1

Trying to capture the timestamp in this log event (for Splunk)

172.21.201.135 | http | o@1I0BTOx1063x3667295x0 | hkv | 2020-06-10 17:43:18,951 | "POST /rest/build-status/latest/commits/stats HTTP/1.1" | "http://bitbucket.my.com/projects/WF/repos/klp-libs/compare/commits" "Mozilla/5.0 (Windows NT 10.0; WOW64) AppleWebKit/537.36 (KHTML, like Gecko) Chrome/83.0.4103.97 Safari/537.36" | 200 | 345 | 431 | - | 5 | 3dk4qm | 

Using the setting TIME_PREFIX, Splunk software uses the specified regular expression to looks for a match before attempting to extract a timestamp.

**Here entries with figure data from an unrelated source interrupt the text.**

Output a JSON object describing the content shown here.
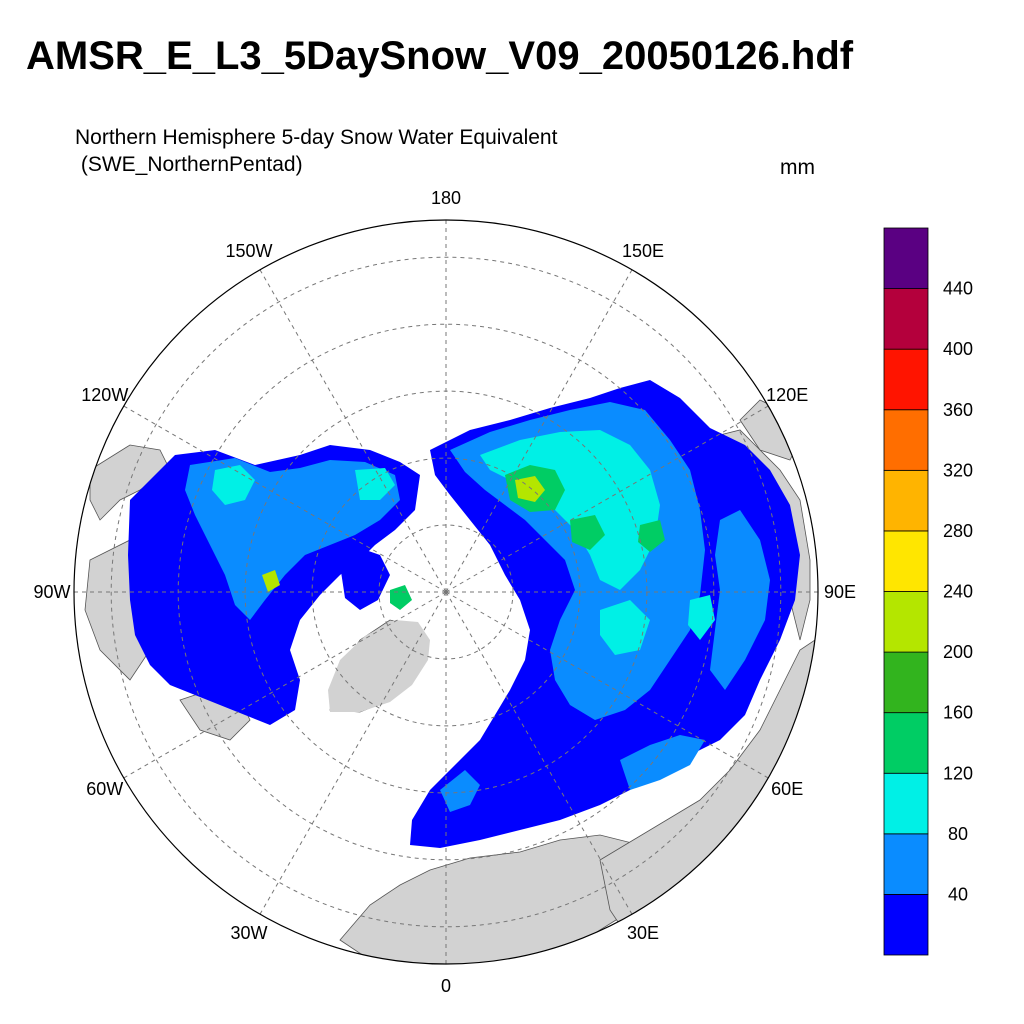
{
  "title": "AMSR_E_L3_5DaySnow_V09_20050126.hdf",
  "subtitle_line1": "Northern Hemisphere 5-day Snow Water Equivalent",
  "subtitle_line2": " (SWE_NorthernPentad)",
  "units": "mm",
  "longitude_labels": [
    {
      "text": "180",
      "lon": 180
    },
    {
      "text": "150E",
      "lon": 150
    },
    {
      "text": "120E",
      "lon": 120
    },
    {
      "text": "90E",
      "lon": 90
    },
    {
      "text": "60E",
      "lon": 60
    },
    {
      "text": "30E",
      "lon": 30
    },
    {
      "text": "0",
      "lon": 0
    },
    {
      "text": "30W",
      "lon": -30
    },
    {
      "text": "60W",
      "lon": -60
    },
    {
      "text": "90W",
      "lon": -90
    },
    {
      "text": "120W",
      "lon": -120
    },
    {
      "text": "150W",
      "lon": -150
    }
  ],
  "colorbar": {
    "levels": [
      "40",
      "80",
      "120",
      "160",
      "200",
      "240",
      "280",
      "320",
      "360",
      "400",
      "440"
    ],
    "colors": [
      "#0000ff",
      "#0a8cff",
      "#00f0e6",
      "#00cd64",
      "#32b41e",
      "#b4e600",
      "#ffe600",
      "#ffb400",
      "#ff6e00",
      "#ff1400",
      "#b4003c",
      "#5a0082"
    ]
  },
  "colors": {
    "land_no_snow": "#d2d2d2",
    "ocean": "#ffffff",
    "grid": "#777777"
  }
}
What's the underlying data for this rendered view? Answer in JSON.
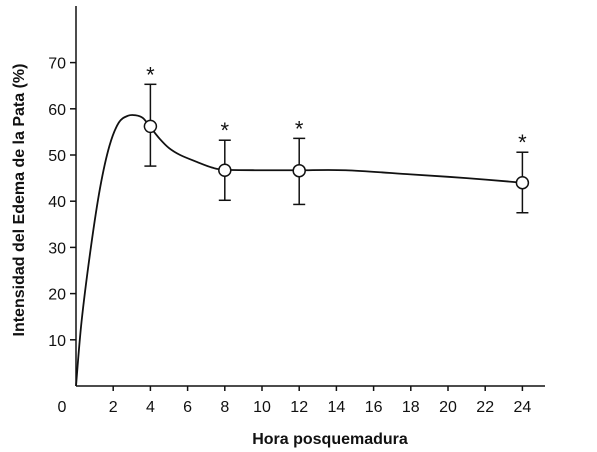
{
  "chart_data": {
    "type": "line",
    "xlabel": "Hora posquemadura",
    "ylabel": "Intensidad del Edema de la Pata (%)",
    "xlim": [
      0,
      30
    ],
    "ylim": [
      0,
      80
    ],
    "x_ticks": [
      0,
      2,
      4,
      6,
      8,
      10,
      12,
      14,
      16,
      18,
      20,
      22,
      24
    ],
    "x_tick_labels": [
      "0",
      "2",
      "4",
      "6",
      "8",
      "10",
      "12",
      "14",
      "16",
      "18",
      "20",
      "22",
      "24"
    ],
    "y_ticks": [
      10,
      20,
      30,
      40,
      50,
      60,
      70
    ],
    "y_tick_labels": [
      "10",
      "20",
      "30",
      "40",
      "50",
      "60",
      "70"
    ],
    "curve": {
      "x": [
        0,
        0.3,
        0.8,
        1.3,
        1.8,
        2.3,
        2.8,
        3.2,
        3.6,
        4.0,
        4.5,
        5.0,
        5.6,
        6.5,
        7.3,
        8.0,
        10.0,
        12.0,
        14.5,
        18.0,
        21.0,
        24.0
      ],
      "y": [
        0,
        14,
        30,
        43,
        52,
        57,
        58.5,
        58.6,
        58.0,
        56.0,
        53.5,
        51.5,
        50.0,
        48.5,
        47.3,
        46.8,
        46.7,
        46.7,
        46.7,
        45.8,
        45.0,
        44.0
      ]
    },
    "points": [
      {
        "x": 4,
        "y": 56.2,
        "err_low": 47.6,
        "err_high": 65.3,
        "label": "*"
      },
      {
        "x": 8,
        "y": 46.7,
        "err_low": 40.2,
        "err_high": 53.2,
        "label": "*"
      },
      {
        "x": 12,
        "y": 46.6,
        "err_low": 39.3,
        "err_high": 53.6,
        "label": "*"
      },
      {
        "x": 24,
        "y": 44.0,
        "err_low": 37.5,
        "err_high": 50.6,
        "label": "*"
      }
    ],
    "grid": false,
    "legend": "none"
  }
}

TIME_PREFIX = <regular expression>  

Default behaviour would be for Splunk to try to get the timestamp from the start of the line, but that is an IP-adress, therefore the need for the regex to match four pipes which is the ...time_prefix.

By using the following regex

(?:[^\|]*(\|)){4}

I want the regex to match on the fourth occurence of the '|', and then stop, non-greedy I guess.

rhellem
  • 639
  • 1
  • 9
  • 20
  • 1
    You need `^(?:[^|]*\|){4}(?[^|]*)`, I believe. See [regex demo](https://regex101.com/r/2CHkE6/2). Or. `^(?:[^|]*\|){4}\s*(?[^|]*[^|\s])` – Wiktor Stribiżew Jun 10 '20 at 16:58
  • Please try it and let know if it works for you – Wiktor Stribiżew Jun 10 '20 at 17:13
  • The first one will match the timestamp, that I do no need, I only need it to stop on the fourth occurence of the pipe, not capture. But - it might be that I actually do not need the regex to stop, checking now if Splunk got what it needed. – rhellem Jun 10 '20 at 17:16
  • what exactly do you want to extract? you said you want to capture the timestamp in your question, yet in your comment, you say you do not need it – Chase Jun 10 '20 at 17:18
  • Question updated. For understanding regex purpose I still would like to know if it possible to stop matching after the first match, but for my actual problem related to Splunk, it might actually be good enough... – rhellem Jun 10 '20 at 17:18
  • what does it mean for the regex to "stop". What's the point of the regex stopping if you don't want to capture anything? Do you want to extract everything before the 4th `|`? – Chase Jun 10 '20 at 17:19
  • 1
    Then `^(?:[^|]*\|){4}\s*` will do. – Wiktor Stribiżew Jun 10 '20 at 17:26

1 Answers1

1

There are two things to consider:

  • Anchor the pattern at the start of the string, else, the environment may trigger a regex search at every position inside the string, and you may get many more matches than you expect

  • When you do not need to create captures, i.e. when you needn't save part of the regex match to a separate memory buffer (in Splunk, the is equal to creating a separate field), you should use a non-capturing group rather than a capturing one when grouping a sequence of patterns.

Thus, you need

^(?:[^|]*\|){4}\s*

See the regex demo showing the match extends to the datetime substring without matching it.

Details

  • ^ - start of string anchor
  • (?:[^|]*\|){4} - a non-capturing group ((?:...)) that matches four repetitions ({4}) of any 0 or more chars other than | ([^|]*) and then a | char (\|)
  • \s* - 0 or more whitespaces.
Wiktor Stribiżew
  • 484,719
  • 26
  • 302
  • 397